Régulariser pour faciliter l’accès aux soins?

La Suisse, terre d’accueil et de migration, se retrouve aujourd’hui et dans les années à venir face au grand défi de l’intégration de milliers de nouveaux venus. Sous la coupole, le sujet fait débat. Une majorité de droite a questionné en fin d’année dernière la prise en charge des coûts de la santé pour les sans-papiers non assurés et insolvables.
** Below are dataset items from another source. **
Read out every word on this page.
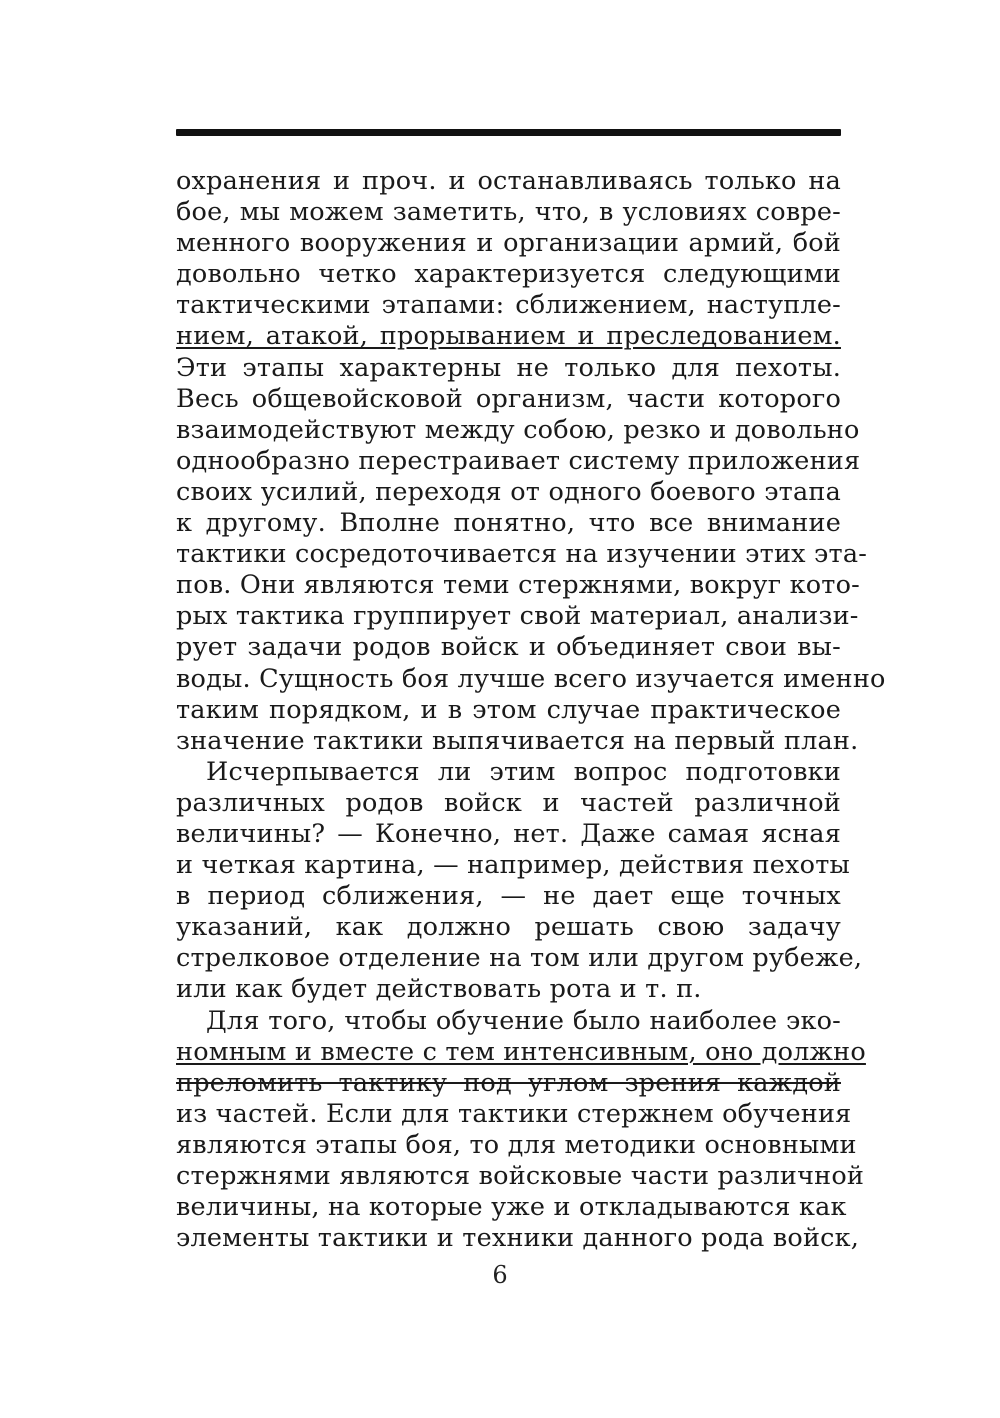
охранения и проч. и останавливаясь только на
бое, мы можем заметить, что, в условиях совре-
менного вооружения и организации армий, бой
довольно четко характеризуется следующими
тактическими этапами: сближением, наступле-
нием, атакой, прорыванием и преследованием.
Эти этапы характерны не только для пехоты.
Весь общевойсковой организм, части которого
взаимодействуют между собою, резко и довольно
однообразно перестраивает систему приложения
своих усилий, переходя от одного боевого этапа
к другому. Вполне понятно, что все внимание
тактики сосредоточивается на изучении этих эта-
пов. Они являются теми стержнями, вокруг кото-
рых тактика группирует свой материал, анализи-
рует задачи родов войск и объединяет свои вы-
воды. Сущность боя лучше всего изучается именно
таким порядком, и в этом случае практическое
значение тактики выпячивается на первый план.
Исчерпывается ли этим вопрос подготовки
различных родов войск и частей различной
величины? — Конечно, нет. Даже самая ясная
и четкая картина, — например, действия пехоты
в период сближения, — не дает еще точных
указаний, как должно решать свою задачу
стрелковое отделение на том или другом рубеже,
или как будет действовать рота и т. п.
Для того, чтобы обучение было наиболее эко-
номным и вместе с тем интенсивным, оно должно
преломить тактику под углом зрения каждой
из частей. Если для тактики стержнем обучения
являются этапы боя, то для методики основными
стержнями являются войсковые части различной
величины, на которые уже и откладываются как
элементы тактики и техники данного рода войск,
6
Un financement qui, selon les signataires, ne devrait pas être assuré par la collectivité. «La question a le mérite d’être posée», estime Laetitia Carreras, collaboratrice au Centre de Contact Suisses-Immigrés. «Mais la classe politique doit comprendre que l’accès aux soins pour les migrants passe en priorité par leur intégration sur le marché du travail et par la régularisation de leur statut.» Pour Laetitia Carreras, ces derniers pourraient ainsi mieux défendre leurs droits et dénoncer les nombreux abus (conditions de travail précaires, logeurs peu scrupuleux, etc.) dont ils sont victimes. Faire d’une pierre deux coups, en quelque sorte: «C’est en stabilisant leur situation au niveau du permis de séjour que les migrants, et les femmes de surcroît, seront mieux armés pour sortir de la précarité, gagner en autonomie financière et par conséquent, accéder aux soins universels.»